Global Problem, Local Solution: Organization of Regional Chapters
Jing You, SETAC Asia/Pacific Board of Directors
A society must grow larger and smaller at the same time: larger through strengthening international collaboration and smaller through organizing regional chapters. And the key word for both directions is communication.
To provide a forum for people in various disciplines from academia, business and government to work together to resolve environmental problems and to fulfill the goals of SETAC in the Asia/Pacific region, good communication is vital. Although individuals have different opinions about how communication could and should work, it is of great interest to promote internal communication among SETAC members as well as external communication between this Society and the public.
On the one hand, the internal communication, such as the discussions that occur during SETAC conferences, workshops and scientific committees, fosters a friendly environment for multidisciplinary interaction among the members. On the other hand, it is important to share ideas and techniques with the risk managers and policy-makers outside the Society, as well as to improve public understanding of environmental issues from a scientific basis. This must be accomplished through clear external communication. Just like other geographic units, SETAC Asia/Pacific is comprised of individuals from both developed and developing countries, and regions that are at different stages in resolving environmental problems. Therefore, there are no uniform approaches or solutions to environmental problems across the whole geographic unit. A variety of collaborations must be established to gain win-win results. This requires understanding global problems on a local basis.
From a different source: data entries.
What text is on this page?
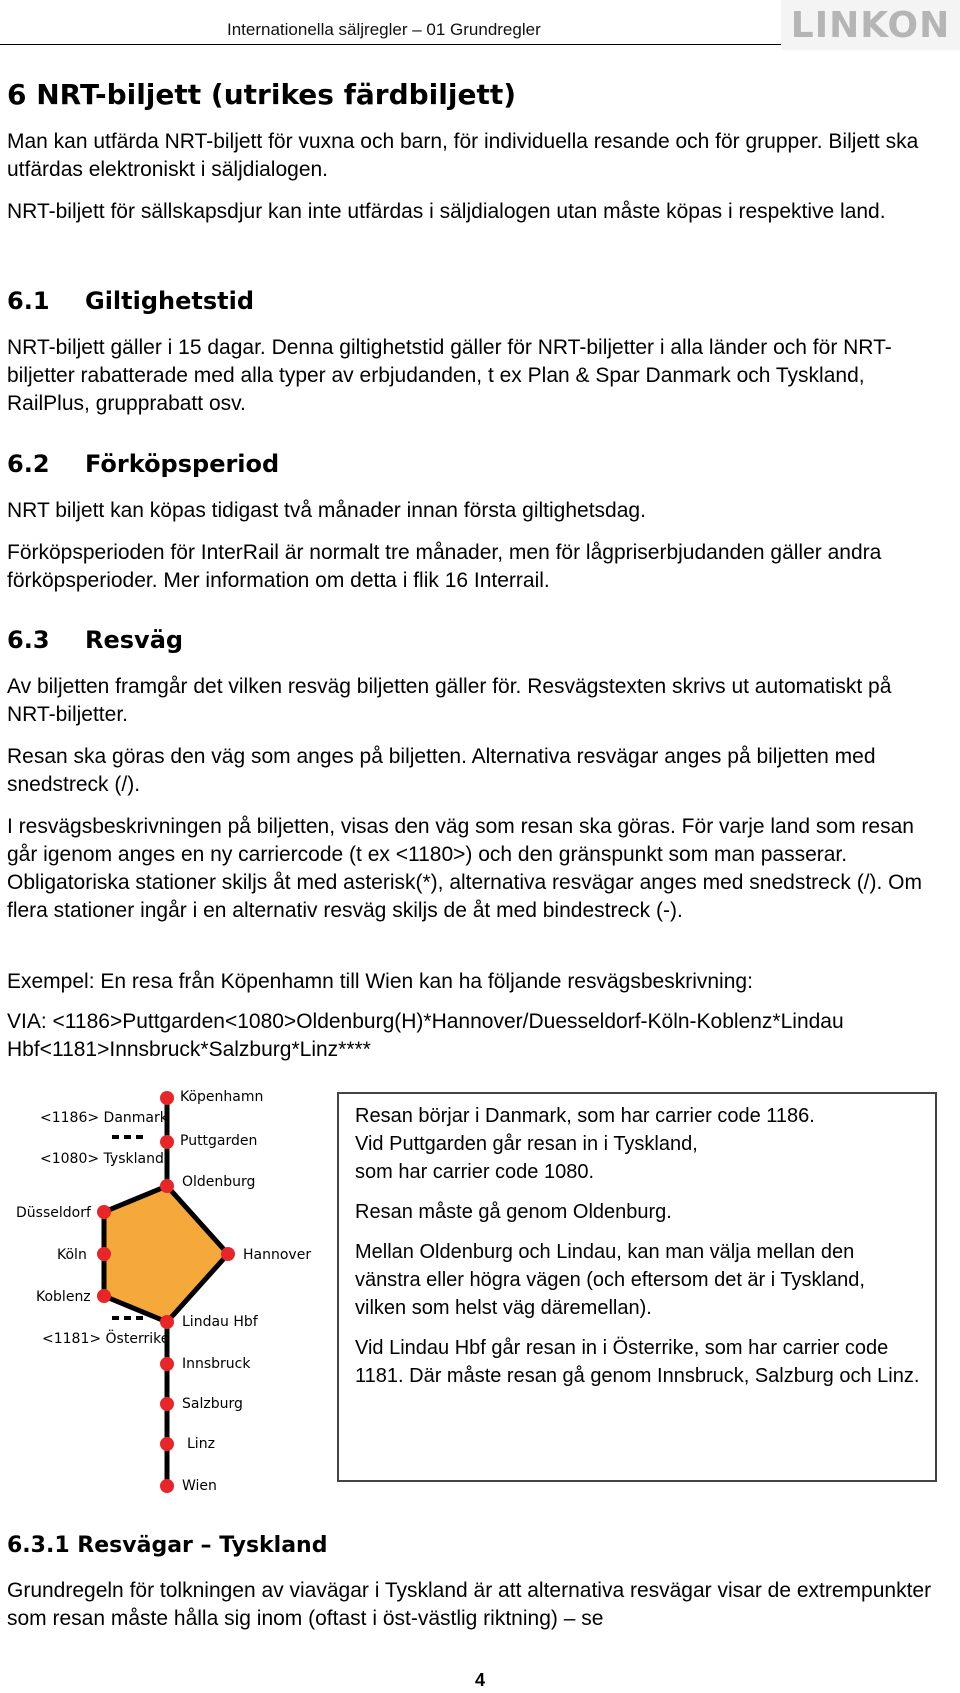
Internationella säljregler – 01 Grundregler	LINKON
6 NRT-biljett (utrikes färdbiljett)

Man kan utfärda NRT-biljett för vuxna och barn, för individuella resande och för grupper. Biljett ska utfärdas elektroniskt i säljdialogen.

NRT-biljett för sällskapsdjur kan inte utfärdas i säljdialogen utan måste köpas i respektive land.

6.1 Giltighetstid

NRT-biljett gäller i 15 dagar. Denna giltighetstid gäller för NRT-biljetter i alla länder och för NRT-biljetter rabatterade med alla typer av erbjudanden, t ex Plan & Spar Danmark och Tyskland, RailPlus, grupprabatt osv.

6.2 Förköpsperiod

NRT biljett kan köpas tidigast två månader innan första giltighetsdag.

Förköpsperioden för InterRail är normalt tre månader, men för lågpriserbjudanden gäller andra förköpsperioder. Mer information om detta i flik 16 Interrail.

6.3 Resväg

Av biljetten framgår det vilken resväg biljetten gäller för. Resvägstexten skrivs ut automatiskt på NRT-biljetter.

Resan ska göras den väg som anges på biljetten. Alternativa resvägar anges på biljetten med snedstreck (/).

I resvägsbeskrivningen på biljetten, visas den väg som resan ska göras. För varje land som resan går igenom anges en ny carriercode (t ex <1180>) och den gränspunkt som man passerar. Obligatoriska stationer skiljs åt med asterisk(*), alternativa resvägar anges med snedstreck (/). Om flera stationer ingår i en alternativ resväg skiljs de åt med bindestreck (-).

Exempel: En resa från Köpenhamn till Wien kan ha följande resvägsbeskrivning:

VIA: <1186>Puttgarden<1080>Oldenburg(H)*Hannover/Duesseldorf-Köln-Koblenz*Lindau Hbf<1181>Innsbruck*Salzburg*Linz****

6.3.1 Resvägar – Tyskland

Grundregeln för tolkningen av viavägar i Tyskland är att alternativa resvägar visar de extrempunkter som resan måste hålla sig inom (oftast i öst-västlig riktning) – se

Köpenhamn
Puttgarden
Oldenburg
Düsseldorf
Köln
Koblenz
Hannover
Lindau Hbf
Innsbruck
Salzburg
Linz
Wien
<1186> Danmark
<1080> Tyskland
<1181> Österrike
Resan börjar i Danmark, som har carrier code 1186.
Vid Puttgarden går resan in i Tyskland,
som har carrier code 1080.
Resan måste gå genom Oldenburg.
Mellan Oldenburg och Lindau, kan man välja mellan den vänstra eller högra vägen (och eftersom det är i Tyskland, vilken som helst väg däremellan).
Vid Lindau Hbf går resan in i Österrike, som har carrier code 1181. Där måste resan gå genom Innsbruck, Salzburg och Linz.
4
The organization of regional chapters is one way to improve communication across SETAC Asia/Pacific. Because regional travel is quite expensive and time-consuming. The development of regional chapters provides a way to shorten distances and keep strong interactions among the members. Within a smaller group there is generally more involvement of individual members in local activities and more intensive interaction. In addition, a smaller group might provide more opportunity for post-graduate student involvement and can help student members grow in scientific knowledge and leadership. Finally, local chapters know local problems better, communicate with local governments better, and serve local communities better. The development of regional chapters will help SETAC Asia/Pacific to grow and can fulfill the goal of SETAC in this geographic unit.
Currently SETAC Australia (comprised of members from Australia, New Zealand and Papua New Guinea) is well organized and achieving great performance after years of development, while the local chapters in other nations in Asia/Pacific region are still under development. We believe the collaboration among the local chapters will resolve the global problem. As the old saying goes “many a little makes a mickle.”